Other speakers included D. Leigh Colvin (the 1936 presidential nominee of the party) and Virgil G. Hinshaw (former national chairman of the party).

==Platform==
The convention adopted a platform highly critical of President Franklin D. Roosevelt and his administration.

The platform advocated for presidential term limits to be imposed of a single six-year term, changing the law from presidents serving four-year terms without formally imposed term limits.

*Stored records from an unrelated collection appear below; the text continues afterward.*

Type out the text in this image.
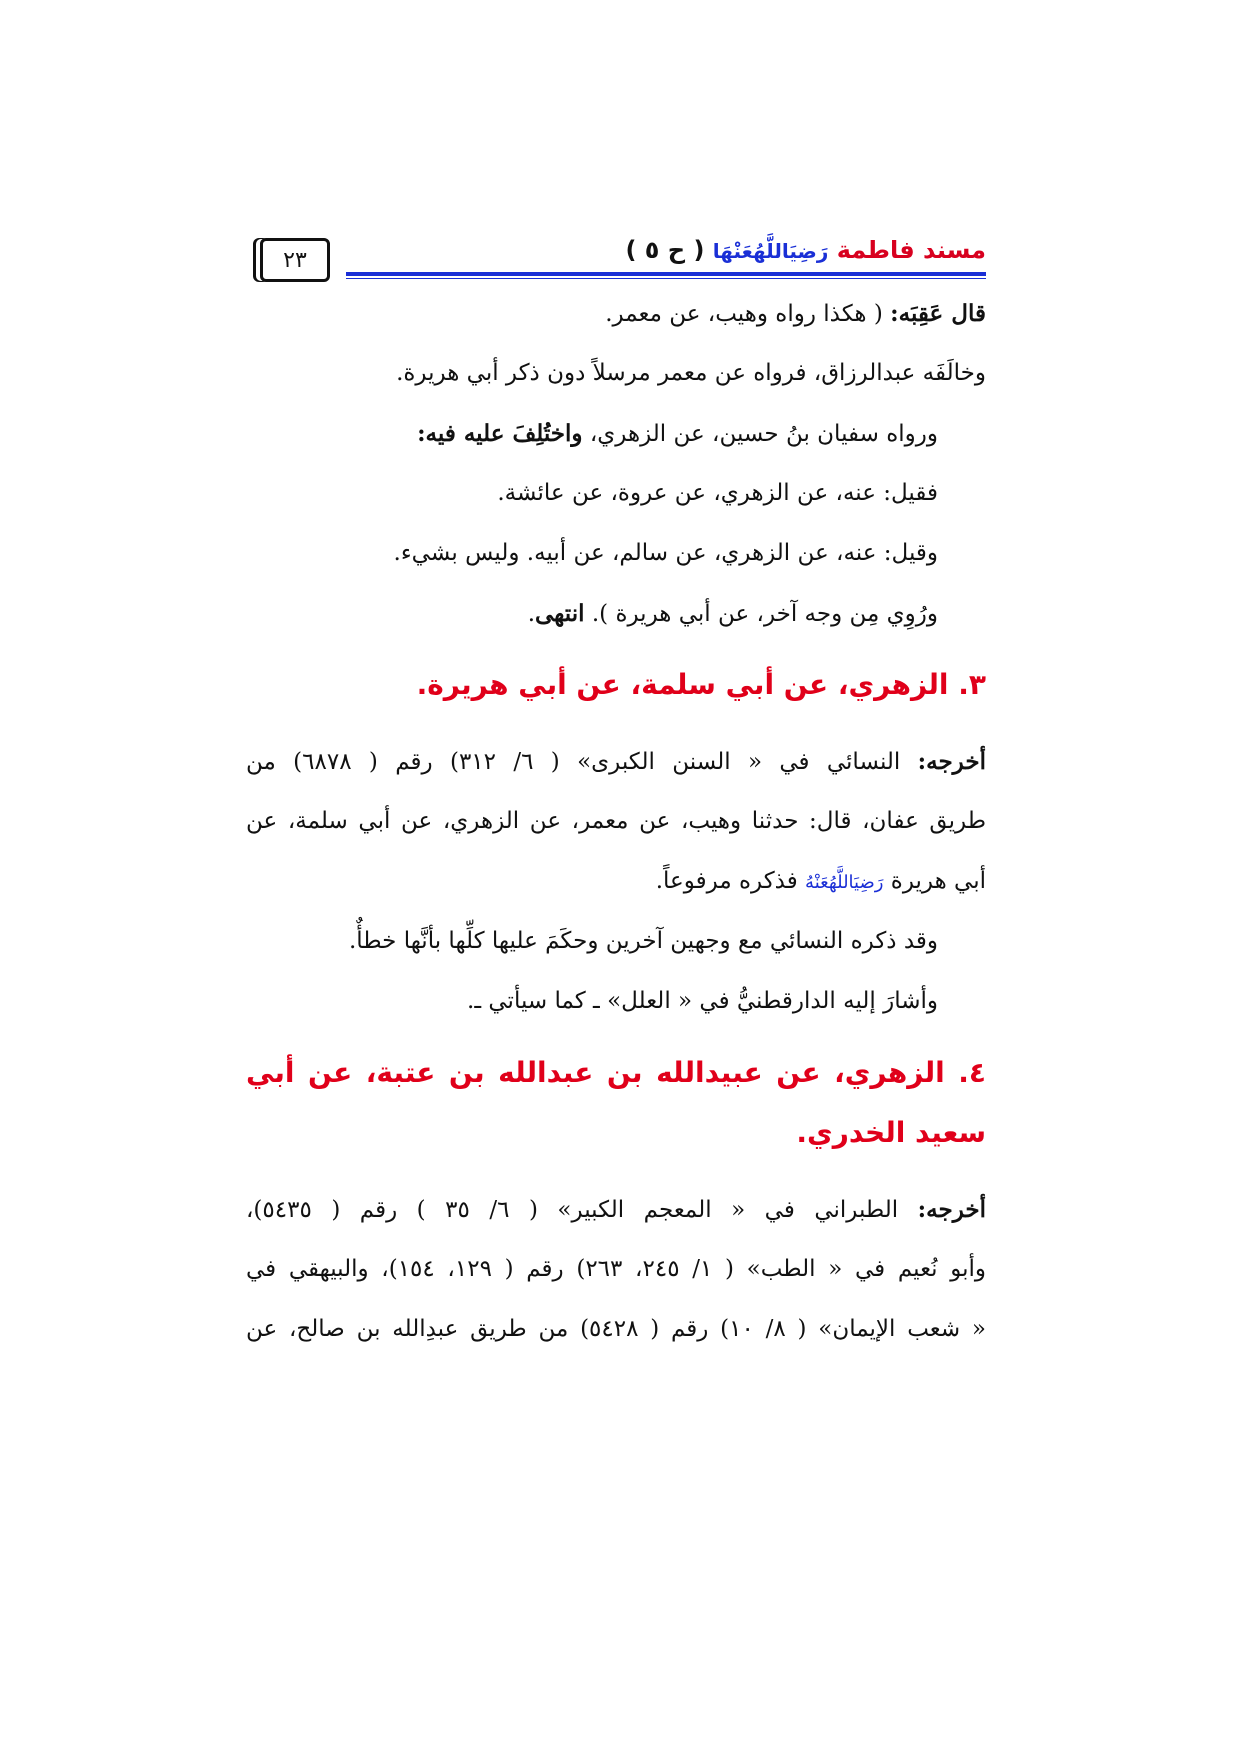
٢٣	مسند فاطمة رَضِيَاللَّهُعَنْهَا ( ح ٥ )
قال عَقِبَه: ( هكذا رواه وهيب، عن معمر.
وخالَفَه عبدالرزاق، فرواه عن معمر مرسلاً دون ذكر أبي هريرة.
ورواه سفيان بنُ حسين، عن الزهري، واختُلِفَ عليه فيه:
فقيل: عنه، عن الزهري، عن عروة، عن عائشة.
وقيل: عنه، عن الزهري، عن سالم، عن أبيه. وليس بشيء.
ورُوِي مِن وجه آخر، عن أبي هريرة ). انتهى.
٣. الزهري، عن أبي سلمة، عن أبي هريرة.
أخرجه: النسائي في « السنن الكبرى» ( ٦/ ٣١٢) رقم ( ٦٨٧٨) من
طريق عفان، قال: حدثنا وهيب، عن معمر، عن الزهري، عن أبي سلمة، عن
أبي هريرة رَضِيَاللَّهُعَنْهُ فذكره مرفوعاً.
وقد ذكره النسائي مع وجهين آخرين وحكَمَ عليها كلِّها بأنَّها خطأٌ.
وأشارَ إليه الدارقطنيُّ في « العلل» ـ كما سيأتي ـ.
٤. الزهري، عن عبيدالله بن عبدالله بن عتبة، عن أبي
سعيد الخدري.
أخرجه: الطبراني في « المعجم الكبير» ( ٦/ ٣٥ ) رقم ( ٥٤٣٥)،
وأبو نُعيم في « الطب» ( ١/ ٢٤٥، ٢٦٣) رقم ( ١٢٩، ١٥٤)، والبيهقي في
« شعب الإيمان» ( ٨/ ١٠) رقم ( ٥٤٢٨) من طريق عبدِالله بن صالح، عن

==Party officer elections==
Edward E. Blake of Illinois was re-elected as party chairman. F. W. Louth of Indiana was re-elected as vice chairman. James A. W. Killip of Pennsylvania was re-elected as New York. Charles L. Hill of Wisconsin was re-elected as treasurer.

==Rejected proposal to rename party==
A proposal to rename the party, spearheaded by William F. Varney. It was defeated after lengthy debate. The proposal to rename the party did not put forth a specific proposal for a new name. The grouping of delegates leading opposition to the proposal was led by Louth.